Trump Wants To Dismantle Big Banks And Rigged Economic Systems


Question: is breaking down banks so that no bank is too big to fail a Republican or a liberal idea? Both Bernie Sanders and Donald Trump now are in favor of such a move. Most recently, Trump endorsed exactly such a move, calling for a return to the Glass-Steagall Act.

The Act was initially put into place during the Great Depression to separate bank operations to serve either Wall Street or Main Street, restricting them from serving both. President Bill Clinton repealed the Glass-Steagall Act in 1999 if you were wondering how closely it relates to big banks and the Great Recession. Following the Glass-Steagall, Act banks were able to offer every area of financial services, including personal banking and investing through brokerages, credit cards, insurance, and even retirement accounts.

Trump goes on to stipulate that he wants to repeal Dodd-Frank citing it as allowing bad banking following the financial crisis. Trump wants to dump the rigged economic, political, banking systems.Trump-Wants-To-Dismantle-Big-Banks-And-Rigged-Economic-Systems

Meanwhile, the big banks are in opposition to the return of Glass-Steagall because it would mean that they would have to be dismantled. They would be forced to return to pre-2000 size and functions. Yet, the banks would agree with Trump on the other point. Even big banks want to dump Dodd-Frank laws. Its increased banks’ costs significantly.
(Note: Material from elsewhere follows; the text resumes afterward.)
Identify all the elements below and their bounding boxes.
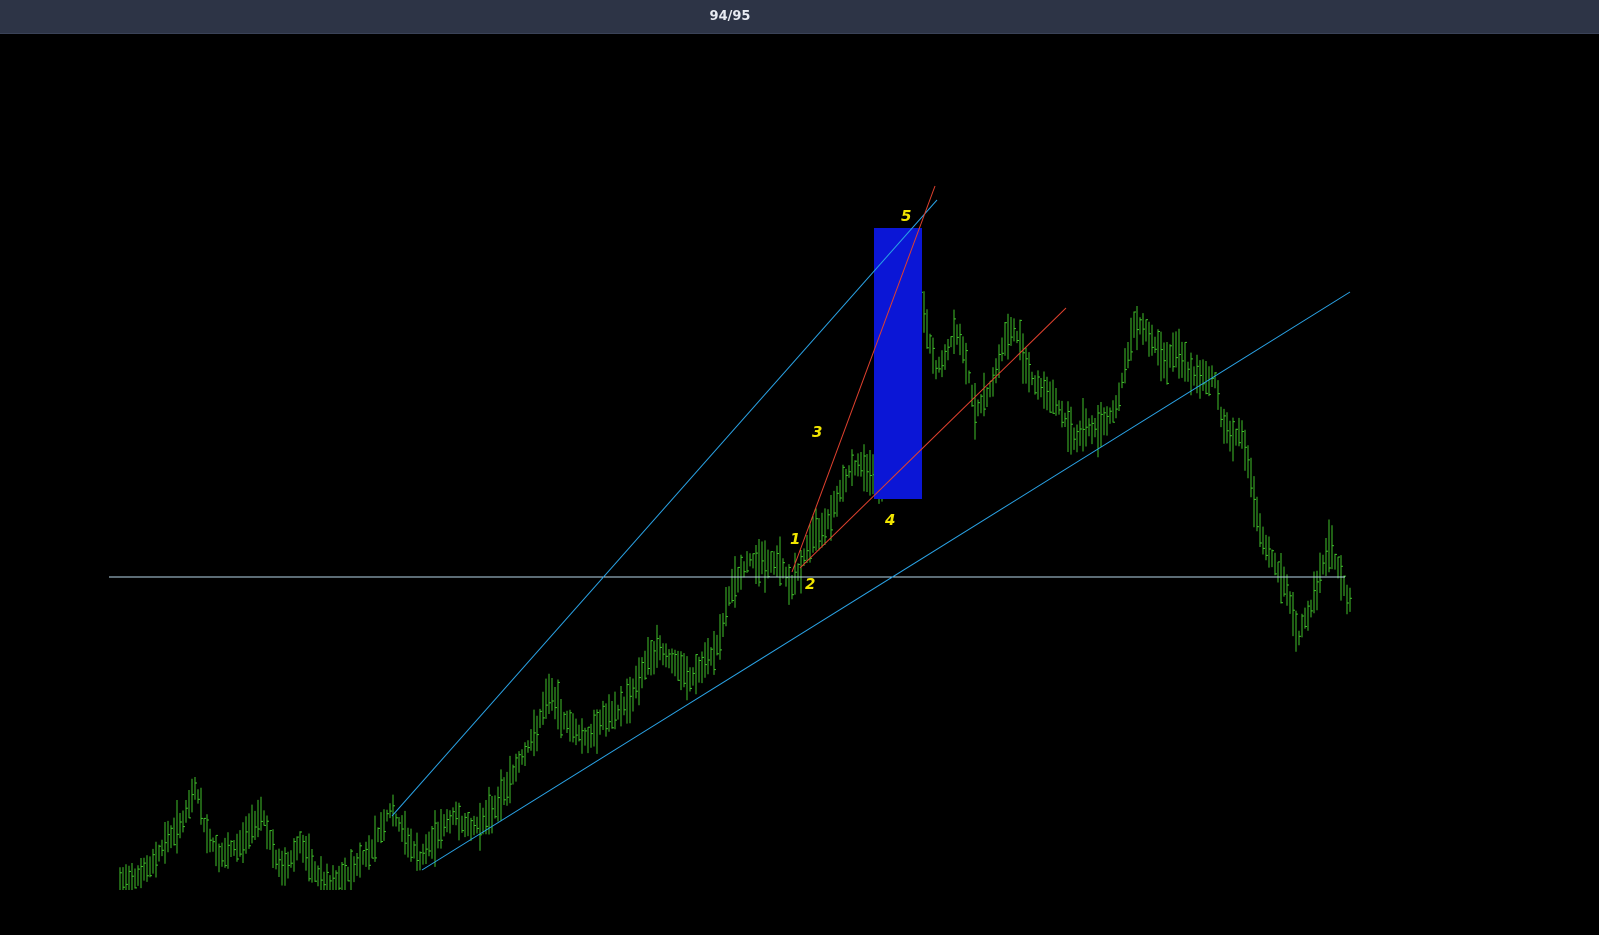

That has striking consequences for small community banks and lenders who are not the big fish. It has proven to be too much for every sized bank.

In general, the Republicans and Wall Street generally are agreeable to one another with Republican candidates receiving a good deal of campaign contributions from them. This year is a standout because hardly any bankers or Wall Street traders are giving Trump financial backing. Word has it that few if any bankers will be at the Republican convention this year in Cleveland.

Bernie Sanders was a proponent of reinstating the Glass-Steagall Act. It was the main part of his run for president. He accused Hillary Clinton of being opposed to this because she collects such hefty fees to speak at Wall Street investment houses and banks. Of course, it is interesting to note that she is a Democrat and therefore not popular on Wall Street.

This is a smart move on Trump’s part, because while Clinton is still a bit tangled in the bad impression the FBI investigation made on her, Sanders did have staunch supporters.

It is clear that the anti-Wall Street push is palpable and very real in the 2016 election. The Glass-Steagall is part of everyone but Hillary Clinton’s platform, but then again she’s taking money from the big banks and raised eyebrows among the FBI. Yet some on Wall Street are confident they will not see the return on the Glass-Steagall Act because they are confident it just will not get through Congress.